— Да, все мы в этом мире попадаемся на удочку, — бормочет старик, снимая рыбу с крючка и бросая ее на дно лодки. — Давай-давай, милая, подплывай! Чего ж ты, дура, не видишь — наживка обманная?
Вечером мы относим рыбу в хибару. Николай Васильевич принимается ее чистить, а мы с Аленкой снова спускаемся на берег. Море разбушевалось, страшное, грозное. Волны накатывают с ревом, разбиваются о скалы и превращаются в кипящую пену. В белой накипи мелькают корни деревьев, консервные банки, обломки досок. Кажется, будто в миле отсюда произошло кораблекрушение и темная стихия полна утопающих. Мне слышатся голоса, молящие о помощи… И над всем этим высится застывшее холодное небо, сине-зеленое, прозрачное. Ну чем не Апокалипсис?..
Мы с Аленкой стоим, обнявшись, на тонкой полоске между двумя стихиями — земной и водной. Белая круговерть моря укачивает нас, наполняет тела первобытными сладостными порывами. Аленка поворачивается ко мне и, вскинув руки, сцепляет пальцы у меня на затылке. Какая она тяжелая! Будто вся земля повисла на моей шее, тянет вниз и хочет поставить меня на колени… Я должен понять, постигнуть, любовь ли это, как понимал раньше, каждый раз после близости с женщиной, постигнуть через атавистическую страсть, возникшую тысячелетия назад и давшую толчок к зарождению в хаосе первого атома природы, а от него — и небесных тел… Быть может, вот так же мои прапрадеды, грудью встречая бури и ураганы, зарывались коленями в песок, чтобы соединиться в любви и передать свою кровь будущим поколениям.

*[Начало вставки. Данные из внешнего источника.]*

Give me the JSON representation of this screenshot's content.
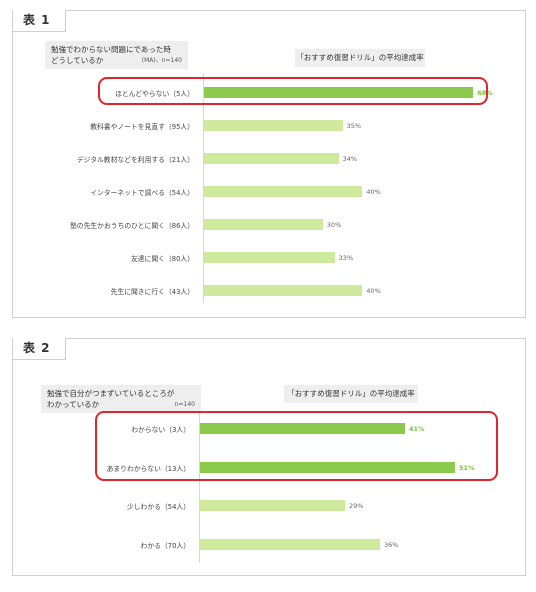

— Ты закрываешь от меня звезды, — говорит вдруг Аленка.
— То есть как?
— Плечами. Пожалуйста, никогда не закрывай от меня звезды.
— Ладно…
— Они лежат на твоих плечах и так хорошо разговаривают, а как только ты их закрываешь — замолкают… Ляг рядом, на мою руку… Так. Вот теперь я снова их слышу. А ты?
— Нет, ничего не слышу.
— Ну как же? Прислушайся, они говорят…
— О чем?
— Не знаю. Вернее, я-то их понимаю, но словами не могу выразить. Такое иногда во сне бывает…

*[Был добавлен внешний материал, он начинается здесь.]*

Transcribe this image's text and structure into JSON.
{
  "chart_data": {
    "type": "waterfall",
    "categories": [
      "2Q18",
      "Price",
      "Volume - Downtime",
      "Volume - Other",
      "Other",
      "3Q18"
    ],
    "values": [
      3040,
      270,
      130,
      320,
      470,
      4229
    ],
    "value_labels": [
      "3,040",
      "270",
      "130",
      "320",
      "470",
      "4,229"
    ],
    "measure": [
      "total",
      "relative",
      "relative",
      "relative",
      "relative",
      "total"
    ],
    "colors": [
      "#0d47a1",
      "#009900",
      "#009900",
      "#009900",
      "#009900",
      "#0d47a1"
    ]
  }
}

Я грузно лежу на песке и гляжу на звезды, космос равнодушной рукой швырнул их, точно жемчужины, на синее дно бесконечности. Они мерцают из своей дальней дали — за тысячи световых лет — и молчат, потому что мертвы. Но Аленка их слышит и понимает, это я своей любовью пробудил в ней воображение и дал ему крылья… Но не сделал ли я ее пустой мечтательницей, не лишил ли способности наслаждаться простыми радостями жизни?

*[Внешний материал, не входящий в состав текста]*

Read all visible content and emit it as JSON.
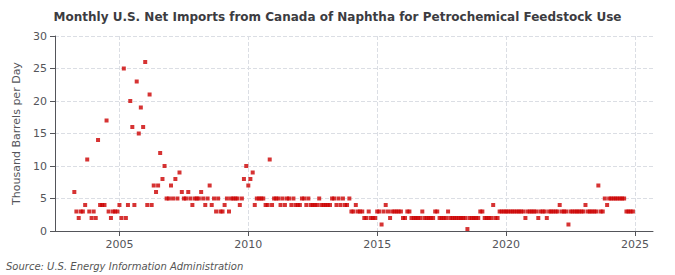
{
  "chart_data": {
    "type": "scatter",
    "title": "Monthly U.S. Net Imports from Canada of Naphtha for Petrochemical Feedstock Use",
    "ylabel": "Thousand Barrels per Day",
    "annotations": [
      "Source: U.S. Energy Information Administration"
    ],
    "color": "#CC0000",
    "marker": "square",
    "grid": true,
    "xlim": [
      2002.5,
      2025.7
    ],
    "xticks": [
      2005,
      2010,
      2015,
      2020,
      2025
    ],
    "ylim": [
      0,
      30
    ],
    "yticks": [
      0,
      5,
      10,
      15,
      20,
      25,
      30
    ],
    "x": [
      2003.25,
      2003.33,
      2003.42,
      2003.5,
      2003.58,
      2003.67,
      2003.75,
      2003.83,
      2003.92,
      2004.0,
      2004.08,
      2004.17,
      2004.25,
      2004.33,
      2004.42,
      2004.5,
      2004.58,
      2004.67,
      2004.75,
      2004.83,
      2004.92,
      2005.0,
      2005.08,
      2005.17,
      2005.25,
      2005.33,
      2005.42,
      2005.5,
      2005.58,
      2005.67,
      2005.75,
      2005.83,
      2005.92,
      2006.0,
      2006.08,
      2006.17,
      2006.25,
      2006.33,
      2006.42,
      2006.5,
      2006.58,
      2006.67,
      2006.75,
      2006.83,
      2006.92,
      2007.0,
      2007.08,
      2007.17,
      2007.25,
      2007.33,
      2007.42,
      2007.5,
      2007.58,
      2007.67,
      2007.75,
      2007.83,
      2007.92,
      2008.0,
      2008.08,
      2008.17,
      2008.25,
      2008.33,
      2008.42,
      2008.5,
      2008.58,
      2008.67,
      2008.75,
      2008.83,
      2008.92,
      2009.0,
      2009.08,
      2009.17,
      2009.25,
      2009.33,
      2009.42,
      2009.5,
      2009.58,
      2009.67,
      2009.75,
      2009.83,
      2009.92,
      2010.0,
      2010.08,
      2010.17,
      2010.25,
      2010.33,
      2010.42,
      2010.5,
      2010.58,
      2010.67,
      2010.75,
      2010.83,
      2010.92,
      2011.0,
      2011.08,
      2011.17,
      2011.25,
      2011.33,
      2011.42,
      2011.5,
      2011.58,
      2011.67,
      2011.75,
      2011.83,
      2011.92,
      2012.0,
      2012.08,
      2012.17,
      2012.25,
      2012.33,
      2012.42,
      2012.5,
      2012.58,
      2012.67,
      2012.75,
      2012.83,
      2012.92,
      2013.0,
      2013.08,
      2013.17,
      2013.25,
      2013.33,
      2013.42,
      2013.5,
      2013.58,
      2013.67,
      2013.75,
      2013.83,
      2013.92,
      2014.0,
      2014.08,
      2014.17,
      2014.25,
      2014.33,
      2014.42,
      2014.5,
      2014.58,
      2014.67,
      2014.75,
      2014.83,
      2014.92,
      2015.0,
      2015.08,
      2015.17,
      2015.25,
      2015.33,
      2015.42,
      2015.5,
      2015.58,
      2015.67,
      2015.75,
      2015.83,
      2015.92,
      2016.0,
      2016.08,
      2016.17,
      2016.25,
      2016.33,
      2016.42,
      2016.5,
      2016.58,
      2016.67,
      2016.75,
      2016.83,
      2016.92,
      2017.0,
      2017.08,
      2017.17,
      2017.25,
      2017.33,
      2017.42,
      2017.5,
      2017.58,
      2017.67,
      2017.75,
      2017.83,
      2017.92,
      2018.0,
      2018.08,
      2018.17,
      2018.25,
      2018.33,
      2018.42,
      2018.5,
      2018.58,
      2018.67,
      2018.75,
      2018.83,
      2018.92,
      2019.0,
      2019.08,
      2019.17,
      2019.25,
      2019.33,
      2019.42,
      2019.5,
      2019.58,
      2019.67,
      2019.75,
      2019.83,
      2019.92,
      2020.0,
      2020.08,
      2020.17,
      2020.25,
      2020.33,
      2020.42,
      2020.5,
      2020.58,
      2020.67,
      2020.75,
      2020.83,
      2020.92,
      2021.0,
      2021.08,
      2021.17,
      2021.25,
      2021.33,
      2021.42,
      2021.5,
      2021.58,
      2021.67,
      2021.75,
      2021.83,
      2021.92,
      2022.0,
      2022.08,
      2022.17,
      2022.25,
      2022.33,
      2022.42,
      2022.5,
      2022.58,
      2022.67,
      2022.75,
      2022.83,
      2022.92,
      2023.0,
      2023.08,
      2023.17,
      2023.25,
      2023.33,
      2023.42,
      2023.5,
      2023.58,
      2023.67,
      2023.75,
      2023.83,
      2023.92,
      2024.0,
      2024.08,
      2024.17,
      2024.25,
      2024.33,
      2024.42,
      2024.5,
      2024.58,
      2024.67,
      2024.75,
      2024.83,
      2024.92
    ],
    "values": [
      6,
      3,
      2,
      3,
      3,
      4,
      11,
      3,
      2,
      3,
      2,
      14,
      4,
      4,
      4,
      17,
      3,
      2,
      3,
      3,
      3,
      4,
      2,
      25,
      2,
      4,
      20,
      16,
      4,
      23,
      15,
      19,
      16,
      26,
      4,
      21,
      4,
      7,
      6,
      7,
      12,
      8,
      10,
      5,
      5,
      7,
      5,
      8,
      5,
      9,
      6,
      5,
      5,
      6,
      5,
      4,
      5,
      5,
      5,
      6,
      5,
      4,
      5,
      7,
      4,
      5,
      3,
      5,
      3,
      3,
      4,
      5,
      3,
      5,
      5,
      5,
      5,
      4,
      5,
      8,
      10,
      7,
      8,
      9,
      4,
      5,
      5,
      5,
      5,
      4,
      4,
      11,
      4,
      5,
      5,
      5,
      4,
      5,
      4,
      5,
      5,
      4,
      5,
      4,
      4,
      4,
      5,
      5,
      4,
      5,
      4,
      4,
      4,
      4,
      5,
      4,
      4,
      4,
      4,
      4,
      5,
      5,
      4,
      5,
      4,
      5,
      4,
      4,
      5,
      3,
      3,
      4,
      3,
      3,
      3,
      2,
      2,
      3,
      2,
      2,
      2,
      3,
      3,
      1,
      3,
      4,
      3,
      2,
      3,
      3,
      3,
      3,
      3,
      2,
      2,
      3,
      3,
      2,
      2,
      2,
      2,
      2,
      3,
      2,
      2,
      2,
      2,
      2,
      3,
      3,
      2,
      2,
      2,
      2,
      3,
      2,
      2,
      2,
      2,
      2,
      2,
      2,
      2,
      0.3,
      2,
      2,
      2,
      2,
      2,
      3,
      3,
      2,
      2,
      2,
      2,
      4,
      2,
      2,
      3,
      3,
      3,
      3,
      3,
      3,
      3,
      3,
      3,
      3,
      3,
      3,
      2,
      3,
      3,
      3,
      3,
      3,
      2,
      3,
      3,
      3,
      2,
      3,
      3,
      3,
      3,
      3,
      4,
      3,
      3,
      3,
      1,
      3,
      3,
      3,
      3,
      3,
      3,
      3,
      4,
      3,
      3,
      3,
      3,
      3,
      7,
      3,
      3,
      5,
      4,
      5,
      5,
      5,
      5,
      5,
      5,
      5,
      5,
      3,
      3,
      3,
      3
    ]
  }
}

— Бывает с тобой так, что ты не можешь ни высказать, ни нарисовать что-нибудь слишком прекрасное? — спрашивает она, глядя в небо.
— Постоянно.
— Вот видишь, и со мной сейчас так. Давай помолчим, послушаем звезды. Я хочу, чтобы и ты их слышал.
А я слышу, как в безжизненном хаосе вселенной с металлическим скрежетом звучат тяжелые шаги космонавта. Это первые и единственные звуки, рожденные там живым существом. Он, точно господь бог, шествует по космической пустыне, сердце его полно человеческих страстей и мысли устремлены к Земле. Может, он скучает по детям, вспоминает любимую женщину, жалеет о том, что незаслуженно обидел друга? Сознает ли он, что, шагнув в космос, перенес туда и земные страсти? Или, слушая джаз, глотает таблетки и удивляется наивности романтиков — тех, кто, сидя в саду на скамеечке, клянется в вечной любви, призывая Луну в свидетели, Луну, которую он сейчас топчет коваными своими сапогами. Не посмеивается ли он над земной жизнью с ее науками и искусством, не задумывается ли над страшным парадоксом, что в то время, как он ходит по Луне в железных сапогах, миллионы людей ходят по Земле босиком? Или в свободное время читает роман и волнуется за судьбу героев, с наслаждением вспоминает любимое полотно любимого художника?.. Дай бог, чтобы он думал о женщине или о картине и оставался Иваном или Иоганном из такого-то города, такого-то земного государства…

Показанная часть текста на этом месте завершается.